Other pieces politicize the notion of binding, such as a piece by local artist Kapulani Landgraf. Her complex installation "Maluna nou ke ko‘iko‘i" includes a weblike structure and images of local politicians and how they voted on a bill that eased development of rail, potentially putting native burial grounds at risk.
The piece is a comment "on how we bind people to their responsibilities," Waite said. "Binding is really important in Hawaiian culture. … There are rituals in which people are bound to each other or to their chief."
Another Hawaii artist, Noelle Kahanu, created a Hawaiian cape made of small yellow ribbons imprinted with the words "Mai Poina," which refers to ribbons that Queen Liliuokalani gave to supporters during her imprisonment, urging them, "Don’t Forget." Kahanu saw one of the ribbons at Bishop Museum.
"There’s a poem that goes with the piece, which is this idea of what it is that we’re not forgetting," Kahanu said. "It’s not just that we’re not forgetting the queen or we’re not forgetting the kingdom, but the fact of the historical significance of our presence as a people through time, and the notion that we shall be that again."
Kahanu also made two Hawaiian feather standards known as kahili.
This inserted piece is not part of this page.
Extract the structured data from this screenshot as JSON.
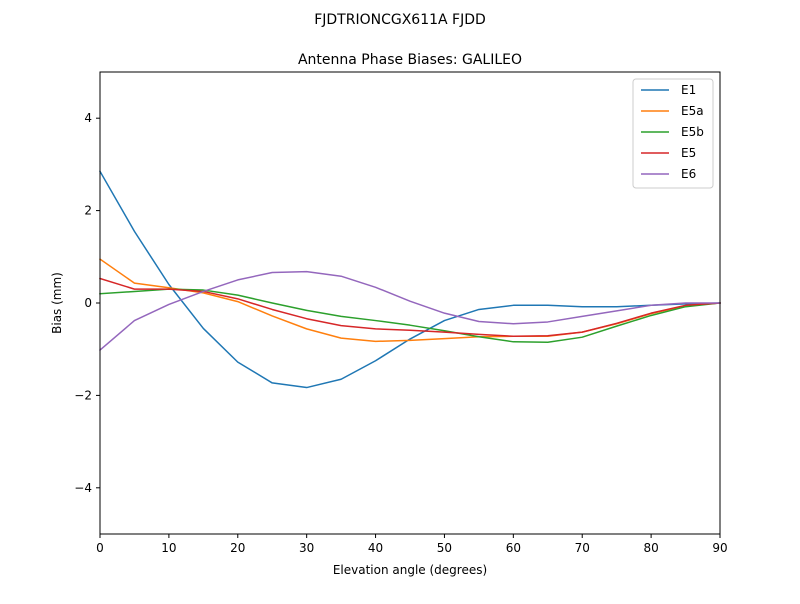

One of them, "E Koko Mai," is made of red feathers, which refer to the blood that flows through the umbilical cord and its significance as "what binds us together as a people," she said.
Her other kahili, called "Kahili kohi," is more personal. It is made of white medical gauze, which refers to an illness her mother suffered that required her leg to be amputated. "It’s not so much trying to take something sad and turn it into something beautiful; it’s that there’s beauty in everything, that’s all around us," Kahanu said.
One of the more striking works in "Binding and Looping" is "Nikoniko," a spiraling tower by Tongan artist Filipe Tohi. Tohi bases his work on the traditional house-building technique known as "lalava," a term for the weaving and lashing used to bind beams and posts together. He believes the patterns are a subtle reminder of the dualities in life — life and death, male and female, night and day.
For "Nikoniko" he stacked long, rectangular strips of wood one on top the other, allowing light to shine through and creating an open, latticelike structure that is both imposing and delicate. The structure is based on lashing patterns that have been expanded into three dimensions and rotated.
"When you join things together, you will wrap things vertically or horizontally, but I have to think about bringing in more dimensions," he said. "(The weaving) is not just vertical and horizontal, but it also (goes) diagonally, which is why it spirals up."